Marcus Holman (16 G, 23 A) has taken over that role for the Heels this year.  As much mixing-and-matching as coach Joe Breschi has done on defense, he's done even more on offense; Holman is the only offensive player to start all 11 games.  A pair of freshmen, Joey Sankey and Jimmy Bitter (yes, Billy's brother, how many other families named Bitter do you know?) are the next two guys to watch for.

It's a very attack-heavy offense, by which I mean the midfielders are not heavy participants.  The top five scorers all play attack, and they've all started games this year and will rotate in and out.  You have to go to the sixth slot on the stat sheet (freshman Chad Tutton, 9 G, 6 A) to find a midfielder.  Obviously this puts pressure on the defensemen, who'll also have to communicate their assignments with all the substituting going on.

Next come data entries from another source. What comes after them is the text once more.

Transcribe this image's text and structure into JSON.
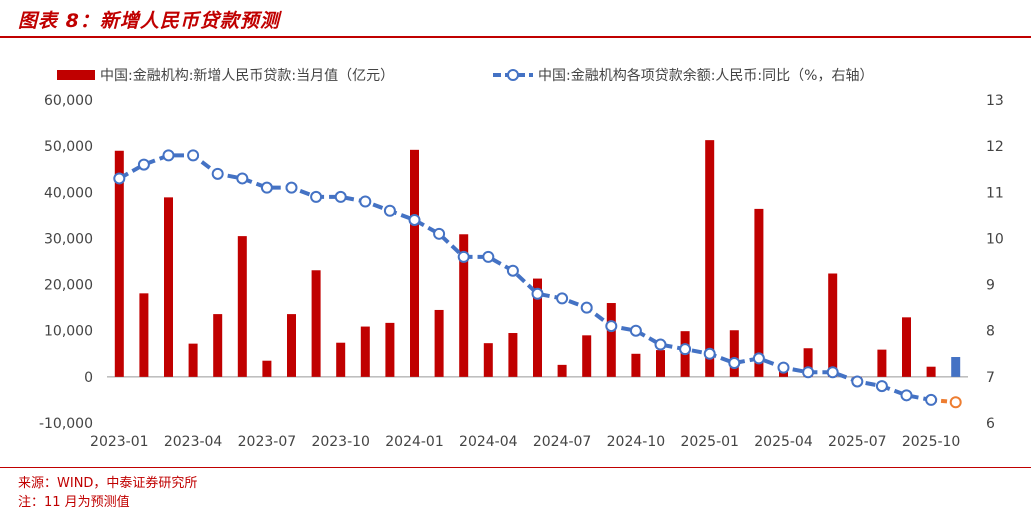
{
  "figure": {
    "title": "图表 8：新增人民币贷款预测",
    "source": "来源：WIND，中泰证券研究所",
    "note": "注：11 月为预测值"
  },
  "chart_data": {
    "type": "bar",
    "categories": [
      "2023-01",
      "2023-02",
      "2023-03",
      "2023-04",
      "2023-05",
      "2023-06",
      "2023-07",
      "2023-08",
      "2023-09",
      "2023-10",
      "2023-11",
      "2023-12",
      "2024-01",
      "2024-02",
      "2024-03",
      "2024-04",
      "2024-05",
      "2024-06",
      "2024-07",
      "2024-08",
      "2024-09",
      "2024-10",
      "2024-11",
      "2024-12",
      "2025-01",
      "2025-02",
      "2025-03",
      "2025-04",
      "2025-05",
      "2025-06",
      "2025-07",
      "2025-08",
      "2025-09",
      "2025-10",
      "2025-11"
    ],
    "x_tick_labels": [
      "2023-01",
      "2023-04",
      "2023-07",
      "2023-10",
      "2024-01",
      "2024-04",
      "2024-07",
      "2024-10",
      "2025-01",
      "2025-04",
      "2025-07",
      "2025-10"
    ],
    "series": [
      {
        "name": "中国:金融机构:新增人民币贷款:当月值（亿元）",
        "type": "bar",
        "axis": "left",
        "color": "#c00000",
        "forecast_color": "#4472c4",
        "values": [
          49000,
          18100,
          38900,
          7200,
          13600,
          30500,
          3500,
          13600,
          23100,
          7400,
          10900,
          11700,
          49200,
          14500,
          30900,
          7300,
          9500,
          21300,
          2600,
          9000,
          16000,
          5000,
          5800,
          9900,
          51300,
          10100,
          36400,
          2800,
          6200,
          22400,
          -500,
          5900,
          12900,
          2200,
          4300
        ]
      },
      {
        "name": "中国:金融机构各项贷款余额:人民币:同比（%，右轴）",
        "type": "line",
        "axis": "right",
        "color": "#4472c4",
        "forecast_color": "#ed7d31",
        "values": [
          11.3,
          11.6,
          11.8,
          11.8,
          11.4,
          11.3,
          11.1,
          11.1,
          10.9,
          10.9,
          10.8,
          10.6,
          10.4,
          10.1,
          9.6,
          9.6,
          9.3,
          8.8,
          8.7,
          8.5,
          8.1,
          8.0,
          7.7,
          7.6,
          7.5,
          7.3,
          7.4,
          7.2,
          7.1,
          7.1,
          6.9,
          6.8,
          6.6,
          6.5,
          6.45
        ]
      }
    ],
    "forecast_category": "2025-11",
    "y_left": {
      "min": -10000,
      "max": 60000,
      "ticks": [
        "-10,000",
        "0",
        "10,000",
        "20,000",
        "30,000",
        "40,000",
        "50,000",
        "60,000"
      ]
    },
    "y_right": {
      "min": 6,
      "max": 13,
      "ticks": [
        "6",
        "7",
        "8",
        "9",
        "10",
        "11",
        "12",
        "13"
      ]
    },
    "legend_position": "top",
    "grid": false
  }
}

UNC has lost a few questionable games, but their offense makes them a highly dangerous team.  I watched their game against Hopkins and they broke down the Blue Jay defense like it was nothing.  13 goals on that Hopkins team is a hell of an accomplishment.  Carolina's got an excellent faceoff man in R.G. Keenan, and offense plus faceoff prowess equals can beat anyone.  UVA will have their hands full.

-- Outlook

As long as the Hoos can deal with the Heels' offense, we should be fine.  That's a tall order, of course.  But remember: they also have to deal with ours.  Stanwick to Bocklet is the deadliest combination in the country, and a few of our other guys have figured out how to score too.  If UVA wins this game, we'll be assured, at a minimum, of the right to wear white jerseys in the first ACCT game.  So that's something, because I don't really like the blue ones, not with the neon orange shoulder stripe.  I promised myself I'd refrain from saying anything about revenge for basketball, and I got this far but screw it: let's get revenge for basketball.